The most recent fish kills at Menindee in March 2023 again have human fingerprints all over them. After a couple of years of water in the river, recruitment of some fish species had gone well, with populations of bony bream and carp quickest to recover. This is normal, because bonies are low in the food chain, carp are tolerant of poor water quality, while it takes more time for populations of their longer lived predators (Murray cod, yellowbelly) to respond to improved environmental conditions. Other natives like silver perch require specific conditions which are hard to find in rivers which resemble drains. But the good times in the Darling at Menindee these days are all too brief. Eyewitnesses described the scale of the 2023 kill at Menindee as “unfathomable” as millions of bony bream went belly up and died, turning the river white for kilometres. The Guardian reported that apparently the incident was worse than the kills experienced in the same place in 2019 “after a rapid drop in temperature led to an algal bloom de-oxygenating the river”. But of course, healthy rivers don’t just develop a “lack of oxygen”.
In this case, it appears that river regulation “turned off the tap” too quickly. Then, as best described by aquatic veterinarian Matt Landos: “Runoff pollutes the river with synthetic fertiliser and adds a range of chemicals like glyphosate that favour blue green algal blooms. These blooms then collapse and fall dead to the river bed. Driving sediments to become more anoxic and creating bacterial proliferation that consumes the oxygen.” As poignantly pointed out by Dr Landos, “Fish need more than to be wet to survive”. A stretch of river that once supported a diverse commercial and recreational fishery annually harvesting hundreds of tonnes of Murray cod, yellowbelly, silver perch could no longer even support the forage fish base that once underpinned that long lost fishery.
This message is slow to get through to the corridors of power, however.
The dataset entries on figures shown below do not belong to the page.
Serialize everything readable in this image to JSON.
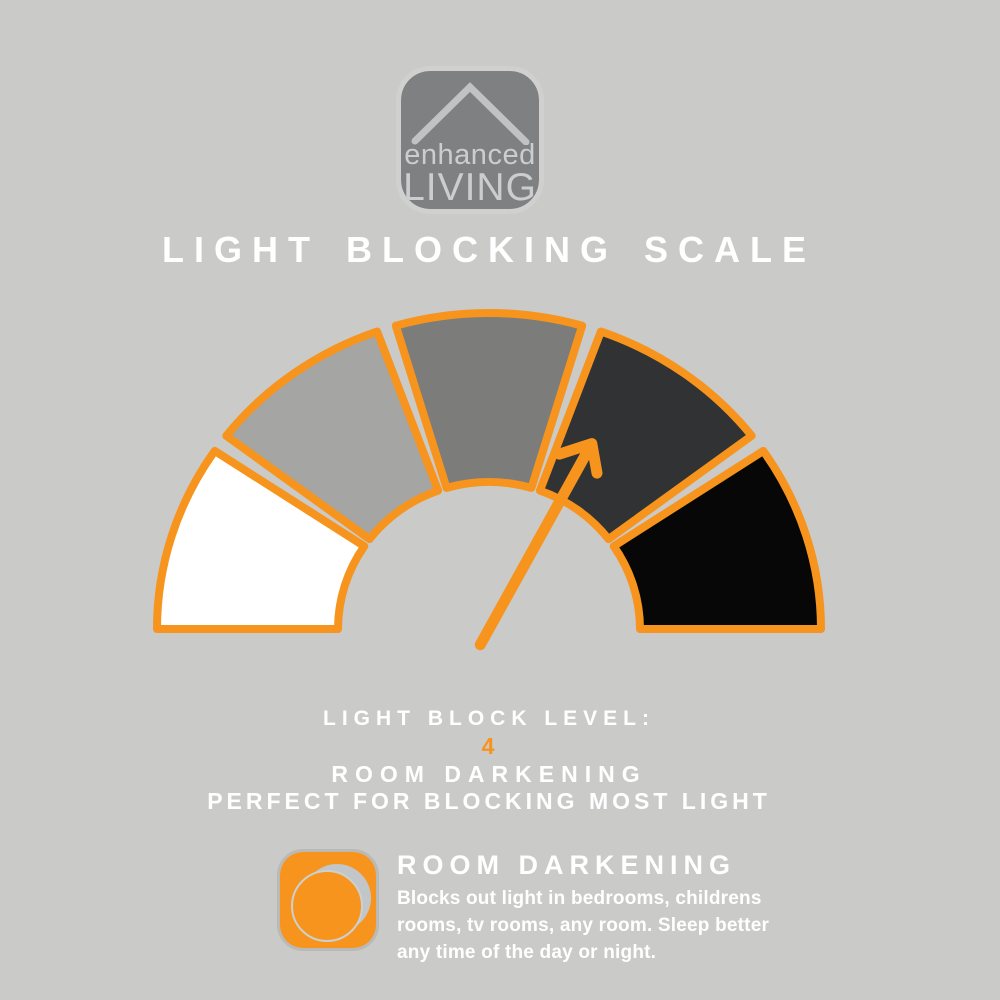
{
  "colors": {
    "background": "#cacac9",
    "accent_orange": "#f7941d",
    "text_white": "#ffffff",
    "logo_square_gray": "#7f8081",
    "logo_text_gray": "#cbcdce"
  },
  "logo": {
    "icon": "roof-icon",
    "line1": "enhanced",
    "line2": "LIVING"
  },
  "title": "LIGHT BLOCKING SCALE",
  "chart_data": {
    "type": "gauge",
    "title": "LIGHT BLOCKING SCALE",
    "description": "Semicircular 5-segment light blocking scale from level 1 (white, least blocking) to level 5 (black, most blocking); arrow needle points at level 4",
    "segments": [
      {
        "level": 1,
        "color": "#ffffff"
      },
      {
        "level": 2,
        "color": "#a5a5a3"
      },
      {
        "level": 3,
        "color": "#7c7c7a"
      },
      {
        "level": 4,
        "color": "#303234"
      },
      {
        "level": 5,
        "color": "#070707"
      }
    ],
    "pointer": {
      "level": 4,
      "angle_deg": 61
    },
    "layout": {
      "start_angle_deg": 180,
      "end_angle_deg": 0,
      "gap_deg": 3.4,
      "outline_color": "#f7941d",
      "outline_width": 8
    }
  },
  "level_panel": {
    "label": "LIGHT BLOCK LEVEL:",
    "value": "4",
    "name": "ROOM DARKENING",
    "description": "PERFECT FOR BLOCKING MOST LIGHT"
  },
  "info_card": {
    "icon": "moon-icon",
    "heading": "ROOM DARKENING",
    "body": "Blocks out light in bedrooms, childrens rooms, tv rooms, any room. Sleep better any time of the day or night."
  }
}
It appears the first reflex of “those in charge” remains to write off these fish kills as “natural events”. Around the same time as the incident at Menindee, the excavators were rolling in to clear piles of fish carcasses from the shores of Kangaroo Lake in Victoria after another kill event. The water regulator spokesperson denied “that fish kill events are becoming more common”, but “suspected recent floods were a contributing factor”. The spokesperson then gave the game away regarding what they thought was acceptable water quality by stating that “the water was safe to use for irrigation” and that the site will be cleaned up so that “Easter (holidays) won’t be affected”. These are all giveaway lines of misinformation from authorities responsible for managing and maintaining our waterways. In their world, if the water is OK for irrigating crops and (if you’re lucky) allows contact for swimming, we should all be happy. Local healthy river campaigners were not fooled, stating “Mass fish kills should not be expected or thought of as just part and parcel of what normally happens in the river”. When will decision makers get the message that we need to move beyond pretending fish kill rates in inland Australia are not accelerating, and admit their cause is not “natural”. Fish indeed need much, much more than to be wet to survive.